Longtime neighbor Zaida Ayala said she saw Laffer on Tuesday night calmly cleaning up his lawn as if he didn’t have a care in the world.

Ayala said she spoke to Laffer’s mother, Pam Laffer, that same day. She quoted the woman as saying, “Can you believe something like this happened in Medford? We can’t go out at night.”

Sources told The Post that Laffer has a military background and had been a member of the Army after graduating high school. On his Facebook page, Laffer boasted about being a Army intelligence officer.

Laffer’s experience with guns, police sources said, would explain how he could allegedly unleash the massacre at Haven Drugs Pharmacy before walking out with a bag loaded with prescription painkillers.

Friends said Laffer had worked at a Long Island firm, Cosa Xentaur, for eight years but was recently let go and had lost his health insurance coverage as a result.

Laffer’s arrest comes three days after a man walked into the pharmacy and killed four people.

On Monday, cops released stunning footage showing the baseball-capped fiend first strolling into the tiny mom-and-pop shop at about 10:20 a.m. Sunday, only minutes after druggist Raymond Ferguson, 45, had opened up the Southaven Avenue store along with a cashier, 17-year-old Bellport HS senior Jennifer Mejia.

Mejia wasn’t supposed to be working that day — her sister, also an employee, had already taken the day off. But Mejia volunteered to cover Father’s Day for an older male co-worker who has kids.

She and Ferguson were standing behind the drug counter when the nervous, scrawny robber — an addict hunting his drug of choice, oxycodone — opened a door to the enclosed area where they were and entered.

Without hesitation, the deranged druggie then executed the workers in cold blood. Then, within minutes, two unsuspecting store patrons entered the shop.

Byron Sheffield, a 71-year-old grandpa, had come in to get his usual prescription. Taccetta, a 33-year-old physical therapist and mother of two, was making a quick pit stop at the shop to pick up thyroid medication.

Manzella, who was sitting in his parked car outside the drug store at the time of the shooting, was set to marry Taccetta on Oct. 15.

Following this morning’s arrests, Taccetta’s brother, Daniel, ran up to the home where the suspect lives and tried to get cops to give him details about the bust.

“Did they get him? Did they get him? I want to see the son-of-a bitch,” he said. “Where is he?”

Cops parked in front of the home told him that a man had been arrested.

Daniel Taccetta later said that authorities informed him that Laffer and his wife are both addicted to drugs.

“This guy is a junkie,” he said. “The police told us he stole it for his wife who is a heroin addict.”
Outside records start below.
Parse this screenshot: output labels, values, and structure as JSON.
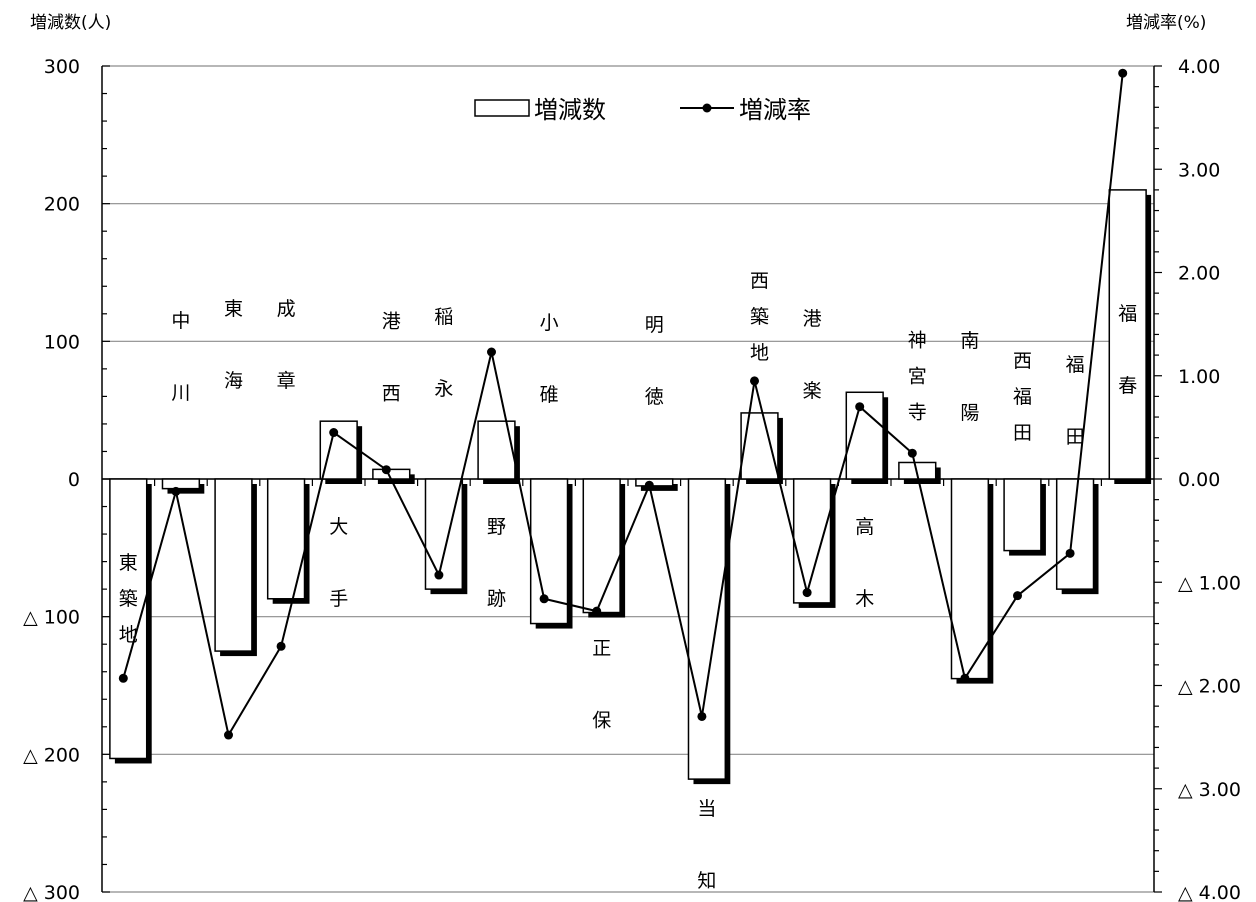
{
  "chart_data": {
    "type": "bar+line",
    "ylabel_left": "増減数(人)",
    "ylabel_right": "増減率(%)",
    "ylim_left": [
      -300,
      300
    ],
    "ylim_right": [
      -4.0,
      4.0
    ],
    "yticks_left": [
      "300",
      "200",
      "100",
      "0",
      "△ 100",
      "△ 200",
      "△ 300"
    ],
    "yticks_right": [
      "4.00",
      "3.00",
      "2.00",
      "1.00",
      "0.00",
      "△ 1.00",
      "△ 2.00",
      "△ 3.00",
      "△ 4.00"
    ],
    "grid": true,
    "legend": {
      "placement": "top-center",
      "bar_label": "増減数",
      "line_label": "増減率"
    },
    "categories": [
      "東築地",
      "中川",
      "東海",
      "成章",
      "大手",
      "港西",
      "稲永",
      "野跡",
      "小碓",
      "正保",
      "明徳",
      "当知",
      "西築地",
      "港楽",
      "高木",
      "神宮寺",
      "南陽",
      "西福田",
      "福田",
      "福春"
    ],
    "category_labels": [
      "東\n築\n地",
      "中\n\n川",
      "東\n\n海",
      "成\n\n章",
      "大\n\n手",
      "港\n\n西",
      "稲\n\n永",
      "野\n\n跡",
      "小\n\n碓",
      "正\n\n保",
      "明\n\n徳",
      "当\n\n知",
      "西\n築\n地",
      "港\n\n楽",
      "高\n\n木",
      "神\n宮\n寺",
      "南\n\n陽",
      "西\n福\n田",
      "福\n\n田",
      "福\n\n春"
    ],
    "series": [
      {
        "name": "増減数",
        "type": "bar",
        "values": [
          -203,
          -7,
          -125,
          -87,
          42,
          7,
          -80,
          42,
          -105,
          -97,
          -5,
          -218,
          48,
          -90,
          63,
          12,
          -145,
          -52,
          -80,
          210
        ]
      },
      {
        "name": "増減率",
        "type": "line",
        "values": [
          -1.93,
          -0.12,
          -2.48,
          -1.62,
          0.45,
          0.09,
          -0.93,
          1.23,
          -1.16,
          -1.28,
          -0.06,
          -2.3,
          0.95,
          -1.1,
          0.7,
          0.25,
          -1.93,
          -1.13,
          -0.72,
          3.93
        ]
      }
    ]
  }
}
Suffolk County legislator Jack Eddington, who represents the area and was briefed by police, said Laffer’s wife is also involved.

“I believe it’s for harboring a fugitive,” he said.
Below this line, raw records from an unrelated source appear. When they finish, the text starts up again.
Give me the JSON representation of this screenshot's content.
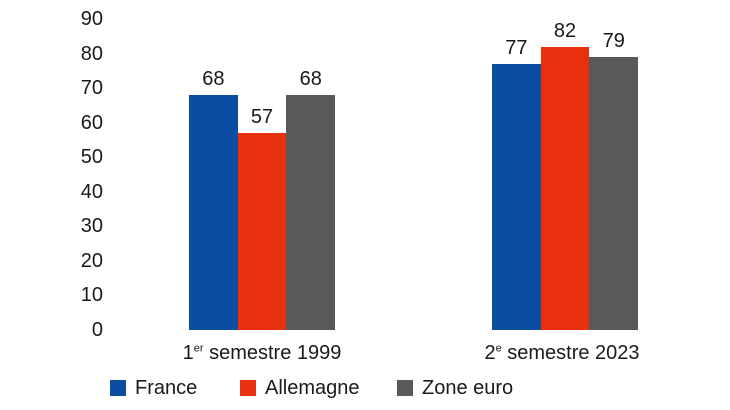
{
  "chart_data": {
    "type": "bar",
    "categories": [
      "1er semestre 1999",
      "2e semestre 2023"
    ],
    "categories_fmt": [
      {
        "num": "1",
        "sup": "er",
        "rest": " semestre 1999"
      },
      {
        "num": "2",
        "sup": "e",
        "rest": " semestre 2023"
      }
    ],
    "series": [
      {
        "name": "France",
        "color": "#0b4da1",
        "values": [
          68,
          77
        ]
      },
      {
        "name": "Allemagne",
        "color": "#e8300f",
        "values": [
          57,
          82
        ]
      },
      {
        "name": "Zone euro",
        "color": "#595959",
        "values": [
          68,
          79
        ]
      }
    ],
    "y_ticks": [
      0,
      10,
      20,
      30,
      40,
      50,
      60,
      70,
      80,
      90
    ],
    "ylim": [
      0,
      90
    ],
    "grid": false,
    "axis_lines": false,
    "value_labels": true,
    "legend_position": "bottom"
  },
  "legend": {
    "items": [
      {
        "label": "France"
      },
      {
        "label": "Allemagne"
      },
      {
        "label": "Zone euro"
      }
    ]
  },
  "colors": {
    "background": "#ffffff",
    "text": "#1a1a1a"
  }
}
Eddington, who has been a longtime customer of the pharmacy, said police told him it appeared Laffer shaved and cut his hair, apparently to avoid being identified through the store video of the robbery.

“They’re very confident with their arrest. They think they’ve got their person,” he said of police. “They were on top of this guy yesterday and were surveilling him al day and night.”
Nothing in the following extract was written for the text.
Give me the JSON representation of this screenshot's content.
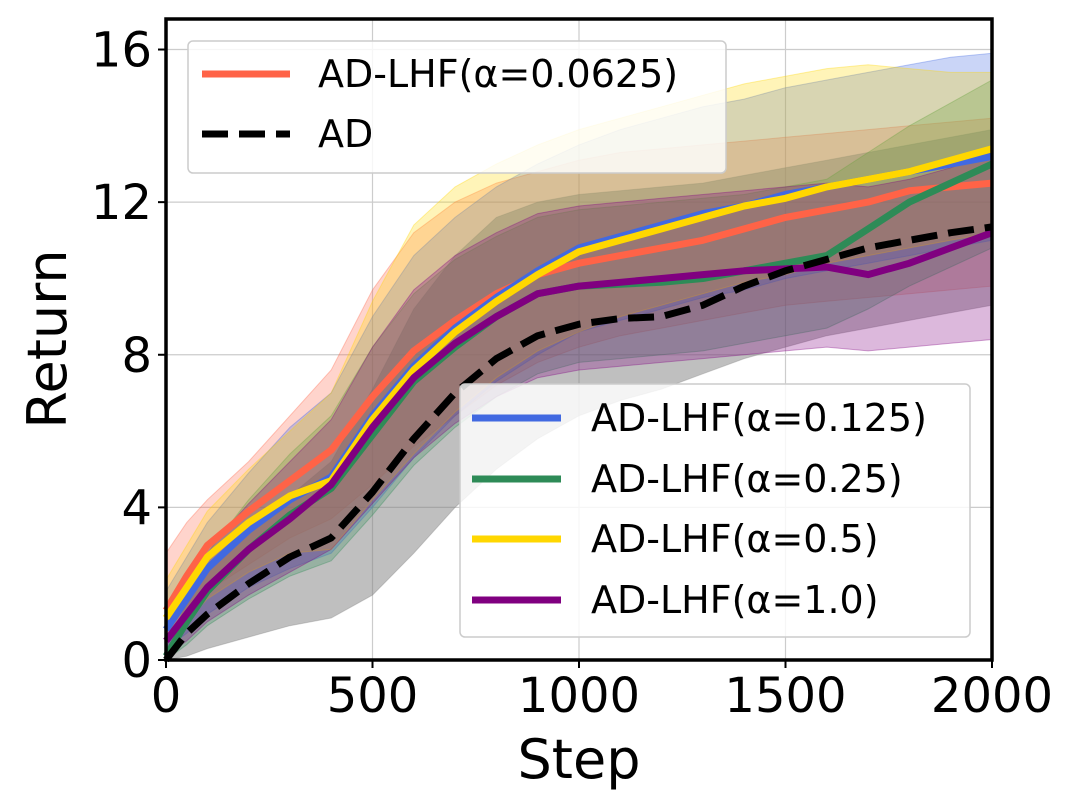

Cops had said that the gunman — a weasly figure sporting a backpack, beard and sunglasses — calmly walked to the front of the shop, where Taccetta was standing at a counter and Sheffield was in a nearby aisle.

He then pumped a single bullet into the back of the head of Taccetta without saying anything, her family said.

And still without uttering a word, he shot Sheffield, too.

Cops said the gunman then began stuffing oxycodone pills into his black backpack and fled back out the front door — making sure he shoved his white baseball cap down over his face as he left.

The bloodbath was the worst mass shooting on Long Island since 1993 when Colin Ferguson killed six people and wounded 19 others on a Long Island Rail Road train.

Meanwhile, mourners paid their respects at a wake this afternoon for Mejia, who was placed in a white casket with gold trim.

Beside the casket was Mejia’s graduation portrait and diploma, which she would have received later this month.